I was deeply saddened to hear yesterday of the death of Steve Miller M.D. who was a steadfast supporter of those of us who work with alienated children and their families, and who provided a clear explanation of the fundamental attribution error in working with alienation. You can see Steve speaking with clarity and precision about this in this video which is well watched and referenced by those who do this work.

Steve was a kind and funny man who was clear that alienation of children is child abuse. He possessed infinite wisdom on matters of health and health care and ways of thinking about alienation which pushed at the boudaries of existing knowledge. At the EAPAP conference in London in 2018, he introduced us to the idea that the eight signs of alienation, which are used in Parental Alienation Theory, are actually only two signs, contempt and lack of empathy, which furthered our interest at FSC in the work of psychoanalytic researchers and the concept of splitting as the central dynamic in families where children align with a parent and reject the other. In 2019, when we began to move away from Parental Alienation Theory in our work, Steve remained kind, courteous and supportive of what we were doing, his focus was on the wellbeing of children and he was truly interested in how to help more therapists, understand that working in this field is a specialism which requires strength and determination, as well as precise understanding and knowledge on correct treatment protocols.

When I think of Steve, I remember conversations on the phone which began with a topic and wound their way around many areas of mutual interest, to arrive back at the point of the call. We had tea in London in 2018 and he put me straight on the early days of the Beatles, making me laugh at the things said about me on the internet at that time, bringing life back into perspective with grace and ease.
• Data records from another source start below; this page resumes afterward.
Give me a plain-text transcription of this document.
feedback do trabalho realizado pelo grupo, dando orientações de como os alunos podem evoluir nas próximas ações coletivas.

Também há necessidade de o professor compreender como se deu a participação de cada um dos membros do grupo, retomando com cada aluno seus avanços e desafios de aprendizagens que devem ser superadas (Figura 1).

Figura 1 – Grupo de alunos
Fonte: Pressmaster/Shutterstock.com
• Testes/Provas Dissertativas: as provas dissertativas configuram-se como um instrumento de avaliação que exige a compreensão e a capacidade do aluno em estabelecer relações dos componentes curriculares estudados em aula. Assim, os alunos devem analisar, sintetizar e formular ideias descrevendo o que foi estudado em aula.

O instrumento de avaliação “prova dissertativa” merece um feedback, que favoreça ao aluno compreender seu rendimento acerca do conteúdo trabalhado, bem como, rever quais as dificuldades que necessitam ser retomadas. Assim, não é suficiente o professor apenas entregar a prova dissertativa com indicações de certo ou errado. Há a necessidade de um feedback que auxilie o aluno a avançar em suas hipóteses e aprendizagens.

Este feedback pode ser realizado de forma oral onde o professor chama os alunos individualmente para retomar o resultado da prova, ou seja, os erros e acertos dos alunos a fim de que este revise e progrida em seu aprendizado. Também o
His ability to conceptualise and clarify complex issues was second to none, but in discussion he was easy to talk to and generous in his recognition of others he deemed capable of understanding the complexity of this work.

My lasting memory of Steve, is his clarion call for more specialists in the field at the conference in 2018, where he argued for the need for therapists who really ‘get’ the problem we are working with and know how to treat it. I haven’t forgotten his words, that those who specialise in this work, will face untold abuse but will keep doing it anyway, because we know that children are being deeply harmed by this dynamic. Those words underpin all my intention and keep me going regardless and whilst we have long since moved on from the use Parental Alienation Theory, what we learned from Steve set us on the path we are now on. His courage and clarity helped us to bring new understanding and treatment routes to life and the signficance of his work and that gift of understanding he gave us, will stay with us always.

We are profoundly grateful for the life of Steve Miller, whose work has changed the lives of alienated children around the globe.